Tuesday, 15 October 2013

Should you be worried about Oct 17 - US debt ceiling ?

Thanks to the media and internet, by now most of us know that US will run out of money this week if the Republicans and Democrats cannot reach an agreement to raise the borrowing limit coming 17 Oct. And if this happens or is going to happen, shouldnt there be a lot of fear in the market.

One of the indicator known as the 'fear' indicator, VIX(^VIX) is commonly used as a guide to determine the sentiment of the investors or the volatility of the market. Looking at the chart below, the indicator is below 20 now, meaning that there is not much of fear now, business as usual. The last time that it hits 40 was in Aug 2011 period where there were lots of news about US and Europe being in a prolong recession and also at the same time, Standard and Poor's downgraded the US credit rating.

In that case, we still have a long way to go from the current 16 to 40.

Source: Yahoo Finance

Sunday, 22 September 2013

Market watch: STI 22/9

After the meeting last week, Fed reserve will continue its bond-buying and did not taper the QE as market has expected. The "good" news send most global markets up and Dow Jones hitting new high again. 
As for our STI, it has also reacted positively and last week it has crossed the pivot value of 3130, the falling rate has slowed down as per the monthly chart below. However, long term, it is still bearish as 50MA is still trending below 200MA.

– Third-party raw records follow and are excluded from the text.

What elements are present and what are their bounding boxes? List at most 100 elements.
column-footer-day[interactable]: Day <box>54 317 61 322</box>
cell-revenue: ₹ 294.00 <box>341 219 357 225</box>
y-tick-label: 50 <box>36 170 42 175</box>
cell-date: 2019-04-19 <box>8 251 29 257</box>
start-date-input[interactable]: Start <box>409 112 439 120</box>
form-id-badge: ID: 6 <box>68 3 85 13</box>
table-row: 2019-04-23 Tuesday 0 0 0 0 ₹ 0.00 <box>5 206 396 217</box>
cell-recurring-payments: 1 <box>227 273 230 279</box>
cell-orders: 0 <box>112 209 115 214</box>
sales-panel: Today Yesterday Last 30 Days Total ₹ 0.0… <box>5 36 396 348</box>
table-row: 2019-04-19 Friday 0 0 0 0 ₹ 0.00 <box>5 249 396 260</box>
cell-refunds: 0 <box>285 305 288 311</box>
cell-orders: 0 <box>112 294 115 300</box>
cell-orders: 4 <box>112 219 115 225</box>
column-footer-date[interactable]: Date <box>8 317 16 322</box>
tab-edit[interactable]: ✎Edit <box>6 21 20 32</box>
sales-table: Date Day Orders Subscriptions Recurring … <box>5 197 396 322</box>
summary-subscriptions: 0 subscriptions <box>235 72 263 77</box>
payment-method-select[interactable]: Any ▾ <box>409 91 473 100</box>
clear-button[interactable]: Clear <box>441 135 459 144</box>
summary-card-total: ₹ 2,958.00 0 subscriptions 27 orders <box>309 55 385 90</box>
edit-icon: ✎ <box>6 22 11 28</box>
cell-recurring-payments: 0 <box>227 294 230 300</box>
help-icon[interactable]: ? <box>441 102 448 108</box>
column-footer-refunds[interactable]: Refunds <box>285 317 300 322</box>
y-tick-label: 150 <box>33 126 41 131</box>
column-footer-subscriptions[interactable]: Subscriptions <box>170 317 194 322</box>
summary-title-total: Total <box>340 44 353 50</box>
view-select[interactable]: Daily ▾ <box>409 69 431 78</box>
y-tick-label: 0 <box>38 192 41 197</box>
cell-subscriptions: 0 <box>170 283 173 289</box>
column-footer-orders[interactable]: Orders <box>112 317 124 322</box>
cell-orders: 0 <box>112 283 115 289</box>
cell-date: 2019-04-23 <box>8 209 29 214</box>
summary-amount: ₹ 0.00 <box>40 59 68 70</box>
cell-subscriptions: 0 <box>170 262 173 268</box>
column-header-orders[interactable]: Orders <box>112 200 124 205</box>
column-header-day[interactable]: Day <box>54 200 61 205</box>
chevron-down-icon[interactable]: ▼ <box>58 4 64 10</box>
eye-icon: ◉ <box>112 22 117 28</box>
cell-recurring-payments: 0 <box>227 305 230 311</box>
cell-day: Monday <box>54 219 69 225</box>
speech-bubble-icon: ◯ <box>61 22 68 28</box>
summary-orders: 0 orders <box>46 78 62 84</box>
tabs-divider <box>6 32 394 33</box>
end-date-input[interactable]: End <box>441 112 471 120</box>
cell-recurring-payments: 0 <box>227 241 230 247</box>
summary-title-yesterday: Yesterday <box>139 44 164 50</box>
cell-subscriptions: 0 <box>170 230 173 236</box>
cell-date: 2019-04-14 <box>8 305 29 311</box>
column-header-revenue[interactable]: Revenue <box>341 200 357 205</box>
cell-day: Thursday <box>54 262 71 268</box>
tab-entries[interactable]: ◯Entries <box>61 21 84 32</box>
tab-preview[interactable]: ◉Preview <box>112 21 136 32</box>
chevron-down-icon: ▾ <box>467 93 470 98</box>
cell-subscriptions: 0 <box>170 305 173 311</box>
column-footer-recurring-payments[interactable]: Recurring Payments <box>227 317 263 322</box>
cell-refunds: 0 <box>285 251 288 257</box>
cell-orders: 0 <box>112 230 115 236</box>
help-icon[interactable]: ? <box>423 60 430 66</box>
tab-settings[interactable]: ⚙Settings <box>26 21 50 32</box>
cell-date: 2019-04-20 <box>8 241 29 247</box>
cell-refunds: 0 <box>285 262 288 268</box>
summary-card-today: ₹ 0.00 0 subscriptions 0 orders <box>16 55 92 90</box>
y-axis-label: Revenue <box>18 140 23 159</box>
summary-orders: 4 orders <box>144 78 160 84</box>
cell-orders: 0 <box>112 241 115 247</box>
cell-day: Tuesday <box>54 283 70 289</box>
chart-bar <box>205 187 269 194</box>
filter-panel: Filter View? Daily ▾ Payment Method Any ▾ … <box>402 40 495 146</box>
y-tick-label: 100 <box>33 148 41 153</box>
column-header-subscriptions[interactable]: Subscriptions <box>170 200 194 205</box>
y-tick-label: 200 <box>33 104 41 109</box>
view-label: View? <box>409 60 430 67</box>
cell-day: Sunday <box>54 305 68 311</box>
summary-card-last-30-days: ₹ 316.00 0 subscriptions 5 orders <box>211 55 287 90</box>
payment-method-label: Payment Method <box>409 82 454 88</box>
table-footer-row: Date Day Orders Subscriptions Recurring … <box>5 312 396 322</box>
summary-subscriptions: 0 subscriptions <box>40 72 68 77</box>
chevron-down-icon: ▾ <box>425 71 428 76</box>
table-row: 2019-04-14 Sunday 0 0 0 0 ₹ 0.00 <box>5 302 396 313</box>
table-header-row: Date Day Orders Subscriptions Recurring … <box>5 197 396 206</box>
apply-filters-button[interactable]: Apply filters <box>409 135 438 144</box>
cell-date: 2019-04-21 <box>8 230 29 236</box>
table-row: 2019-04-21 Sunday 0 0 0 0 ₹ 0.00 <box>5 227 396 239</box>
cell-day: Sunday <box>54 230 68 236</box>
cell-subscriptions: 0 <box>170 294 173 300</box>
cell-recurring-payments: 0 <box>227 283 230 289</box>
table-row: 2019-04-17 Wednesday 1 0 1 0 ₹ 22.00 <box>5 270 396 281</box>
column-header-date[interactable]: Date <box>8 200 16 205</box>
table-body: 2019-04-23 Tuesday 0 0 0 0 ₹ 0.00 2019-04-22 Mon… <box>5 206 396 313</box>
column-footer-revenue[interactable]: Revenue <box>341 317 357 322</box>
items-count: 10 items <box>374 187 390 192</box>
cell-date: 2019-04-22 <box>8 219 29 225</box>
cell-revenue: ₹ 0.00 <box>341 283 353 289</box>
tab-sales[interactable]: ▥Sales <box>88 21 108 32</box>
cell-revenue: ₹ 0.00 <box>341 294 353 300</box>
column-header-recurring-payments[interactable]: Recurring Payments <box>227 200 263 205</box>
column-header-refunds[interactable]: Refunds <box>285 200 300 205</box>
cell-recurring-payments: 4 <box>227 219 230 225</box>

In CNBC last week, Warren Buffet said that he is having a hard time finding things to buy, does that mean anything?

 

Monday, 9 September 2013

Abe's 4th arrow - 2020 Olympics

Tokyo, the Japanese capital, has beaten Istanbul and Madrid, to host the 2020 Olympics. Japan's economy has been on the recovery since Abe's 3 arrows to revive it's economy. The Japanese stock market has responded strongly to these initiatives. Now by winning the 2020 Olympics, there has been market talk that this is the 4th arrow which has further boosted the Japanese confidence. In many news article today, there has been reports on the further uplift of Japan's GDP till 2020 and how the win has also raised business leaders' confidence towards the economy.

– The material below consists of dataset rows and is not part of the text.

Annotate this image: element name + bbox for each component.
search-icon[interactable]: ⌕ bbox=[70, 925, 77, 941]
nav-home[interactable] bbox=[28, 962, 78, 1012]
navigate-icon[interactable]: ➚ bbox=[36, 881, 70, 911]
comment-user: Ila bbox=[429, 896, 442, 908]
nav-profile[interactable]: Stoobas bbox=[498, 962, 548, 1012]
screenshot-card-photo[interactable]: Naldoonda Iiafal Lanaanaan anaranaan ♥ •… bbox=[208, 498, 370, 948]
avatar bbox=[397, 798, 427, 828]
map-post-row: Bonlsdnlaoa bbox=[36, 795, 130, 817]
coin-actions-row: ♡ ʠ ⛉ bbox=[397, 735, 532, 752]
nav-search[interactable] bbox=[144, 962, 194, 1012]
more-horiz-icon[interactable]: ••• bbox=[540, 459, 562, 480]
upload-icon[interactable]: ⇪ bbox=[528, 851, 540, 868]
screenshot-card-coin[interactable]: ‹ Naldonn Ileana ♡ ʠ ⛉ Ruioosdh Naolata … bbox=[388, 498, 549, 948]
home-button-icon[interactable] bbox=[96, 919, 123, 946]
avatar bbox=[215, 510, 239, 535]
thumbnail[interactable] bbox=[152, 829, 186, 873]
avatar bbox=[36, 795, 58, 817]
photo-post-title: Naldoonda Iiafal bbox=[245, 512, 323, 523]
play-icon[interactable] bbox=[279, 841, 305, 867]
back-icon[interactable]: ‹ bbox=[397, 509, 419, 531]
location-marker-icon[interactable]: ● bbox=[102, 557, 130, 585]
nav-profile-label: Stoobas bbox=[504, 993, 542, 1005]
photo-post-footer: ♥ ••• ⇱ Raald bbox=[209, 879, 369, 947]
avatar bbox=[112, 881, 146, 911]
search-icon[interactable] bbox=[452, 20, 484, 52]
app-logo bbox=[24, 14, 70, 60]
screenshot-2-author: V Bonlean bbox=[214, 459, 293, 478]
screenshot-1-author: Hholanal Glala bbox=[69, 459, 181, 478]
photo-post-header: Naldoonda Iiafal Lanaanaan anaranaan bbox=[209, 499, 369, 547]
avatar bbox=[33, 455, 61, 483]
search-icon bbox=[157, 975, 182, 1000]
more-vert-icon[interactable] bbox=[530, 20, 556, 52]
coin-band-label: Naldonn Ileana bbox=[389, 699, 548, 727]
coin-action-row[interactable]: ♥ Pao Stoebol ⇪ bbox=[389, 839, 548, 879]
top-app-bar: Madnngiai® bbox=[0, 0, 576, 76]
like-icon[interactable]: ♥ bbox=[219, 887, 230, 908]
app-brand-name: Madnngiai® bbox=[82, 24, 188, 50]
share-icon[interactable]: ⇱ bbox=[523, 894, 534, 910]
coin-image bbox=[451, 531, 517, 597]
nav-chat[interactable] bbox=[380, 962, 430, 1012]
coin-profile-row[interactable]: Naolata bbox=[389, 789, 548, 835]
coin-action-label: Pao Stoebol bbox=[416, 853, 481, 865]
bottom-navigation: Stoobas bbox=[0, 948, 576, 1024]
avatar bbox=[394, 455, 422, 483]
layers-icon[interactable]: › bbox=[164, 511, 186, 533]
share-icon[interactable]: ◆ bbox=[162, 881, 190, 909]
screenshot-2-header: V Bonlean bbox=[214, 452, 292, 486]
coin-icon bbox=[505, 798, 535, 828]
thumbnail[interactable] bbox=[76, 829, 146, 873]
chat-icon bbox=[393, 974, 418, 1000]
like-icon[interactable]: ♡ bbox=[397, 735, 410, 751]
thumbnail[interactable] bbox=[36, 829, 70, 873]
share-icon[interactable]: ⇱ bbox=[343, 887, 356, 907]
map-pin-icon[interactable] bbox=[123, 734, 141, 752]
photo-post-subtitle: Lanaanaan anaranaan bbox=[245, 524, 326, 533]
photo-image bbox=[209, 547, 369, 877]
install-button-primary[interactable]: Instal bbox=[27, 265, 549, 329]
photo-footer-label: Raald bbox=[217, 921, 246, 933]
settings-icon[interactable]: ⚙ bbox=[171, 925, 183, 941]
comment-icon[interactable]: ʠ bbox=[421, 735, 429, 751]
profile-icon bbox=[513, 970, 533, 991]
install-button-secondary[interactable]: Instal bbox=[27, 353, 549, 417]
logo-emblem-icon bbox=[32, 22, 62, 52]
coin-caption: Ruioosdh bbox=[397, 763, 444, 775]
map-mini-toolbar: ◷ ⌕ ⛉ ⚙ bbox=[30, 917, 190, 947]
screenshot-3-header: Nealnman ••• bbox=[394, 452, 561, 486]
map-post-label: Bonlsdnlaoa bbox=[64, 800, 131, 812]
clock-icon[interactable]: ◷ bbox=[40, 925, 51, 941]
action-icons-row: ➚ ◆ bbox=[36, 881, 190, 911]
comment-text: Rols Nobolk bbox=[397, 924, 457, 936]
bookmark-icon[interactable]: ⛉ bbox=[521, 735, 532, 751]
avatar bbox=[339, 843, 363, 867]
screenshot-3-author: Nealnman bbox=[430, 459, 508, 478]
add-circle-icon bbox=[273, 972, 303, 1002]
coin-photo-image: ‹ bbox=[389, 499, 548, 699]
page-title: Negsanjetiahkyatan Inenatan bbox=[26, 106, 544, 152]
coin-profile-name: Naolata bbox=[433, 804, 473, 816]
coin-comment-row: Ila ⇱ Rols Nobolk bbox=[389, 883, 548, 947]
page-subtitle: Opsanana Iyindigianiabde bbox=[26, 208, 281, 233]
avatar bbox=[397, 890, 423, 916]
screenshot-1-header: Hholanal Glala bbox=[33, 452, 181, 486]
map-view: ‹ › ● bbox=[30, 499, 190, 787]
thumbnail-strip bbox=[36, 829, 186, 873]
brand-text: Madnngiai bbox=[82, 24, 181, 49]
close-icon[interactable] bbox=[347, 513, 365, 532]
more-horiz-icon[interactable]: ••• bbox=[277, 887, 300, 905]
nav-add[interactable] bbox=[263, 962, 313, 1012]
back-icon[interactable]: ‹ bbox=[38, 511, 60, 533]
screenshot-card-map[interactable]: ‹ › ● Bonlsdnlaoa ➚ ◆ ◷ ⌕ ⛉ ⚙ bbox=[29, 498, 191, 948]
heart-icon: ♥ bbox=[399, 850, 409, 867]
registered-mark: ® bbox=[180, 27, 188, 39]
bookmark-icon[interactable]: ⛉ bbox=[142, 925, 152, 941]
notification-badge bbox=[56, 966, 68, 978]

All of us know that for a stock market to be able to rally up, it has to have both Confidence and Funds, now it seems that the Japanese economy has both. How can we join the party?

There are a couple of Japanese funds that is listed in the NYSE, below is a list;

  1. Japan Equity Fund(JEQ)
  2. Japan Smaller Cap(JOF)
  3. iShares MSCI Japan Index(EWJ)
  4. WisdomTree Japan Hedge Equity(DXJ)
Click on here for a research article by Fidelity, you will find information on the annualised returns and the expense ratios for each fund.


Friday, 6 September 2013

War and the stock market

Just this week, world leaders have arrived at Saint Petersburg for the G20 summit. One of the agenda is to discuss on the Syria crisis. Global markets have corrected since the Syria crisis due to the uncertainty of whether is there going to be a war. 

While surfing aimlessly, I came across this interesting article from seeking alpha on how Mr market reacts before and after US launched the Iraqi war. One of the interesting observations in the article and also by a number of experts, market rallied when war is started. Looking at the chart below, it is quite true for the Iraqi war during 1991 and 2003.

How about our STI? Let's us look at how our STI reacts to the 2 Iraq wars, dated Jan 1991 and Mar 2003.


If you look at the first Iraq war(red oval on left), the index rallied from about 1200 to more than 2300(in 1994), more than 1000 points.
The next Iraq war, the index rallied from about 1300 to 3650(2007), more than 2300 points.

What is the similarity here?  Both started off from a low base of below 1500. Looking at where STI is today, do you think history will repeat itself? If what the experts said in theory is true and history were to repeat itself, does that mean that STI will hit at least 4000 in the next few years ???